Day 1 CABS anti-poaching camp in Cyprus
Day 1 of the anti poaching camp in Cyprus. I arrived at midnight at Larnaca airport and was welcomed by a British ex army guy who looked a bit like Bruce Willis and asked me if I paid for good medical insurance because apparently he got shot at the other day and was chased by poachers in pick-up trucks. He also nonchalantly took his phone out of his pocket and showed me pictures of dead hoopoes - which finally got me a little worried. It looks like I have arrived in a bird war zone.
Without wasting any time we get in the car and immediately go on a 6 hour patrol of a transect of countryside. We can’t use any lights nor speak and have to move very slowly and quietly through the arid fields and dry thorny bushes. When a car approaches I get told to lie on the ground and be very still. Quail decoys are playing their deadly sound all around us and our task is to get GPS coordinates of all of them and report them to the police, who will then go and remove them. Or so I am told.
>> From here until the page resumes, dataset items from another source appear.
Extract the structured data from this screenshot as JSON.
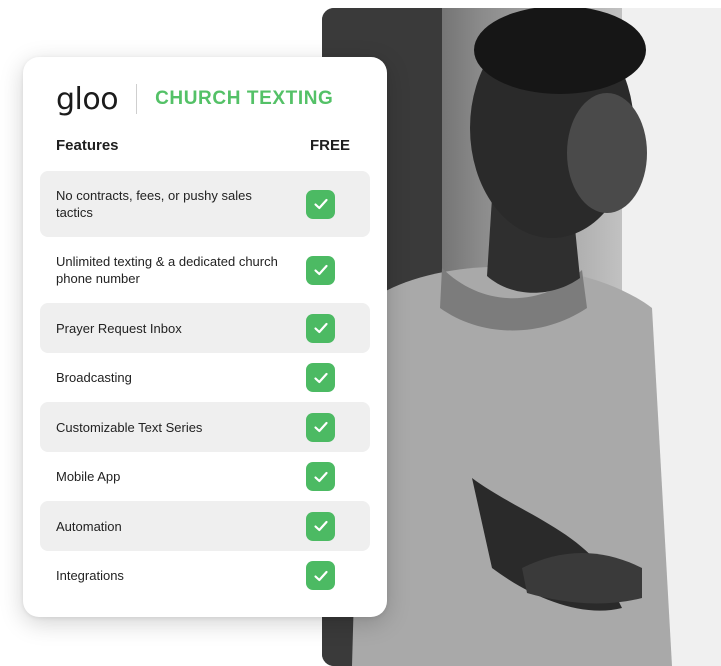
{
  "brand": {
    "logo": "gloo",
    "product": "CHURCH TEXTING",
    "accent_color": "#54c167"
  },
  "table": {
    "header_features": "Features",
    "header_plan": "FREE",
    "rows": [
      {
        "label": "No contracts, fees, or pushy sales tactics",
        "included": true
      },
      {
        "label": "Unlimited texting & a dedicated church phone number",
        "included": true
      },
      {
        "label": "Prayer Request Inbox",
        "included": true
      },
      {
        "label": "Broadcasting",
        "included": true
      },
      {
        "label": "Customizable Text Series",
        "included": true
      },
      {
        "label": "Mobile App",
        "included": true
      },
      {
        "label": "Automation",
        "included": true
      },
      {
        "label": "Integrations",
        "included": true
      }
    ],
    "check_icon": "checkmark-icon",
    "check_color": "#4cba63"
  }
}
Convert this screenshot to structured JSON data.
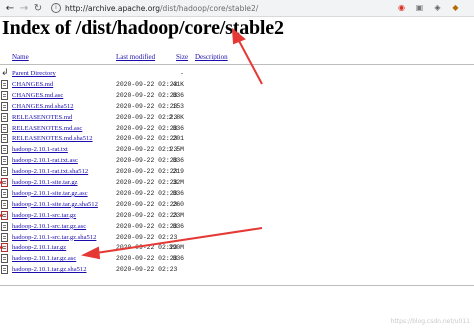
{
  "browser": {
    "url_host": "http://archive.apache.org",
    "url_path": "/dist/hadoop/core/stable2/"
  },
  "page": {
    "title": "Index of /dist/hadoop/core/stable2"
  },
  "columns": {
    "name": "Name",
    "modified": "Last modified",
    "size": "Size",
    "description": "Description"
  },
  "rows": [
    {
      "name": "Parent Directory",
      "date": "",
      "size": "-",
      "icon": "parent"
    },
    {
      "name": "CHANGES.md",
      "date": "2020-09-22 02:23",
      "size": "41K",
      "icon": "text"
    },
    {
      "name": "CHANGES.md.asc",
      "date": "2020-09-22 02:23",
      "size": "836",
      "icon": "text"
    },
    {
      "name": "CHANGES.md.sha512",
      "date": "2020-09-22 02:23",
      "size": "153",
      "icon": "text"
    },
    {
      "name": "RELEASENOTES.md",
      "date": "2020-09-22 02:23",
      "size": "2.8K",
      "icon": "text"
    },
    {
      "name": "RELEASENOTES.md.asc",
      "date": "2020-09-22 02:23",
      "size": "836",
      "icon": "text"
    },
    {
      "name": "RELEASENOTES.md.sha512",
      "date": "2020-09-22 02:23",
      "size": "201",
      "icon": "text"
    },
    {
      "name": "hadoop-2.10.1-rat.txt",
      "date": "2020-09-22 02:23",
      "size": "1.5M",
      "icon": "text"
    },
    {
      "name": "hadoop-2.10.1-rat.txt.asc",
      "date": "2020-09-22 02:23",
      "size": "836",
      "icon": "text"
    },
    {
      "name": "hadoop-2.10.1-rat.txt.sha512",
      "date": "2020-09-22 02:23",
      "size": "219",
      "icon": "text"
    },
    {
      "name": "hadoop-2.10.1-site.tar.gz",
      "date": "2020-09-22 02:23",
      "size": "32M",
      "icon": "compressed"
    },
    {
      "name": "hadoop-2.10.1-site.tar.gz.asc",
      "date": "2020-09-22 02:23",
      "size": "836",
      "icon": "text"
    },
    {
      "name": "hadoop-2.10.1-site.tar.gz.sha512",
      "date": "2020-09-22 02:23",
      "size": "260",
      "icon": "text"
    },
    {
      "name": "hadoop-2.10.1-src.tar.gz",
      "date": "2020-09-22 02:23",
      "size": "23M",
      "icon": "compressed"
    },
    {
      "name": "hadoop-2.10.1-src.tar.gz.asc",
      "date": "2020-09-22 02:23",
      "size": "836",
      "icon": "text"
    },
    {
      "name": "hadoop-2.10.1-src.tar.gz.sha512",
      "date": "2020-09-22 02:23",
      "size": "",
      "icon": "text"
    },
    {
      "name": "hadoop-2.10.1.tar.gz",
      "date": "2020-09-22 02:23",
      "size": "390M",
      "icon": "compressed"
    },
    {
      "name": "hadoop-2.10.1.tar.gz.asc",
      "date": "2020-09-22 02:23",
      "size": "836",
      "icon": "text"
    },
    {
      "name": "hadoop-2.10.1.tar.gz.sha512",
      "date": "2020-09-22 02:23",
      "size": "",
      "icon": "text"
    }
  ],
  "watermark": "https://blog.csdn.net/u011"
}
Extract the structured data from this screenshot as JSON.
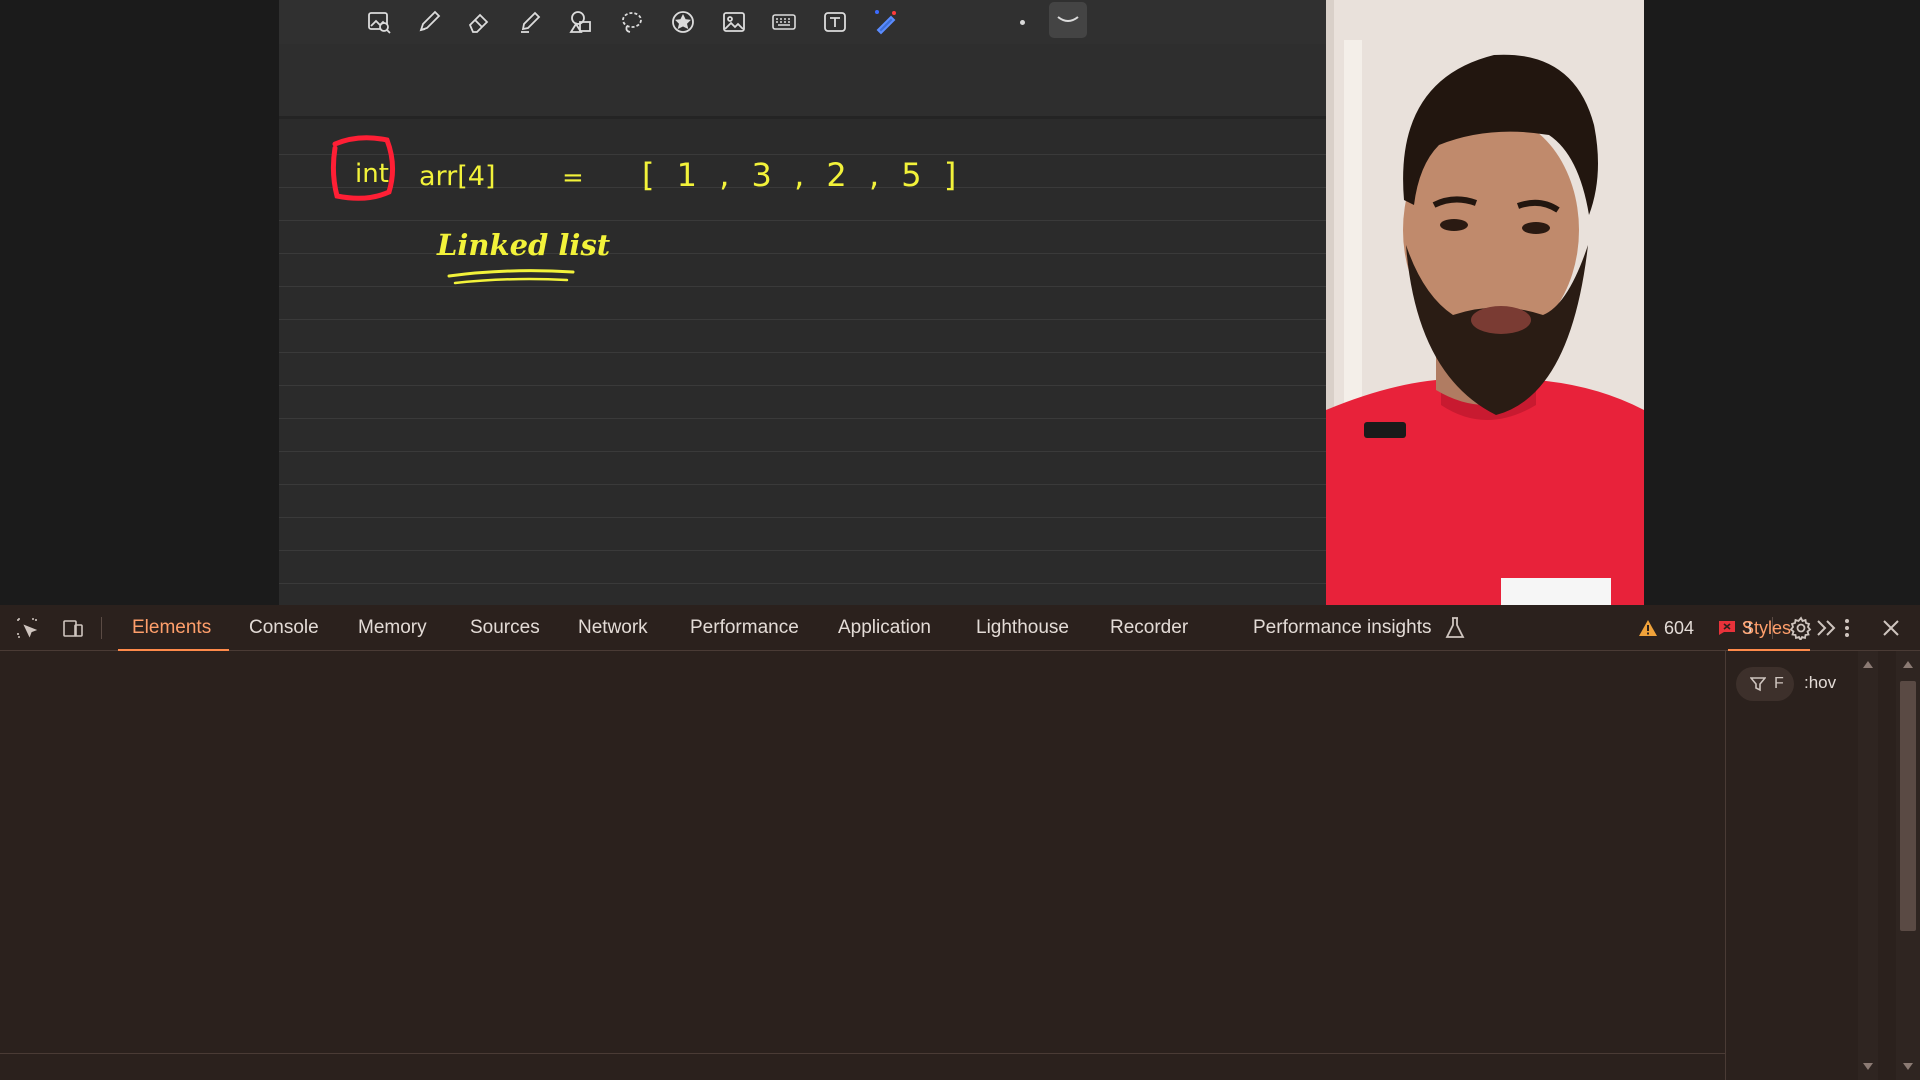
{
  "whiteboard": {
    "toolbar_tools": [
      "image-search-icon",
      "pen-icon",
      "eraser-icon",
      "highlighter-icon",
      "shapes-icon",
      "lasso-icon",
      "star-icon",
      "image-icon",
      "keyboard-icon",
      "text-box-icon",
      "laser-pointer-icon"
    ],
    "handwriting": {
      "line1_boxed": "int",
      "line1_rest": "arr[4]",
      "equals": "=",
      "array_values": "[ 1 , 3 , 2 , 5 ]",
      "line2": "Linked list"
    },
    "ink_colors": {
      "text": "#f2f23a",
      "box": "#ff1f35"
    }
  },
  "devtools": {
    "tabs": [
      {
        "label": "Elements",
        "active": true
      },
      {
        "label": "Console",
        "active": false
      },
      {
        "label": "Memory",
        "active": false
      },
      {
        "label": "Sources",
        "active": false
      },
      {
        "label": "Network",
        "active": false
      },
      {
        "label": "Performance",
        "active": false
      },
      {
        "label": "Application",
        "active": false
      },
      {
        "label": "Lighthouse",
        "active": false
      },
      {
        "label": "Recorder",
        "active": false
      },
      {
        "label": "Performance insights",
        "active": false
      }
    ],
    "warnings_count": "604",
    "errors_count": "3",
    "styles_tab": "Styles",
    "filter_placeholder": "F",
    "hov_label": ":hov",
    "overflow_dot": ".",
    "accent": "#ff8a4a"
  }
}
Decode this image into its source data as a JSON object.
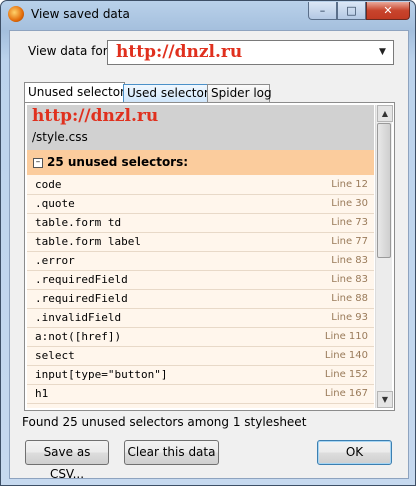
{
  "window": {
    "title": "View saved data",
    "minimize": "–",
    "maximize": "□",
    "close": "✕"
  },
  "view_data": {
    "label": "View data for:",
    "selected": "http://dnzl.ru"
  },
  "tabs": [
    {
      "label": "Unused selectors"
    },
    {
      "label": "Used selectors"
    },
    {
      "label": "Spider log"
    }
  ],
  "site": {
    "url": "http://dnzl.ru",
    "file": "/style.css"
  },
  "group": {
    "toggle": "–",
    "title": "25 unused selectors:"
  },
  "rows": [
    {
      "selector": "code",
      "line": "Line 12"
    },
    {
      "selector": ".quote",
      "line": "Line 30"
    },
    {
      "selector": "table.form td",
      "line": "Line 73"
    },
    {
      "selector": "table.form label",
      "line": "Line 77"
    },
    {
      "selector": ".error",
      "line": "Line 83"
    },
    {
      "selector": ".requiredField",
      "line": "Line 83"
    },
    {
      "selector": ".requiredField",
      "line": "Line 88"
    },
    {
      "selector": ".invalidField",
      "line": "Line 93"
    },
    {
      "selector": "a:not([href])",
      "line": "Line 110"
    },
    {
      "selector": "select",
      "line": "Line 140"
    },
    {
      "selector": "input[type=\"button\"]",
      "line": "Line 152"
    },
    {
      "selector": "h1",
      "line": "Line 167"
    }
  ],
  "status": "Found 25 unused selectors among 1 stylesheet",
  "buttons": {
    "save_csv": "Save as CSV...",
    "clear": "Clear this data",
    "ok": "OK"
  },
  "icons": {
    "app": "firefox-icon",
    "dropdown": "chevron-down-icon",
    "collapse": "minus-box-icon"
  }
}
I'm learning as I go along, follow the brief, quietly hushed orders I get given, and try to keep alert while my mind occasionally wonders off pulled in by the beautifully star loaded sky. The moon is but a small slither, barely casting any light on us, and the Milky Way is resembling an ornate embroidery of silver and copper threads against the dark blue sky.
Electronic decoys are the only sounds I can hear. In the distance, their metallic, repetitive sounds spread through the flat dusty land. They work by attracting migrating birds in the night so that at sunrise hunters come in, flush the birds, and shoot them. We get back to our apartments at 6am, where I get a chance to speak properly with one of the camp coordinators. He warns me that what I saw last night was absolutely nothing, and that in the next days he’ll take me into the Sovereign British Areas where most of the massacre is taking place… Time to get the camera out!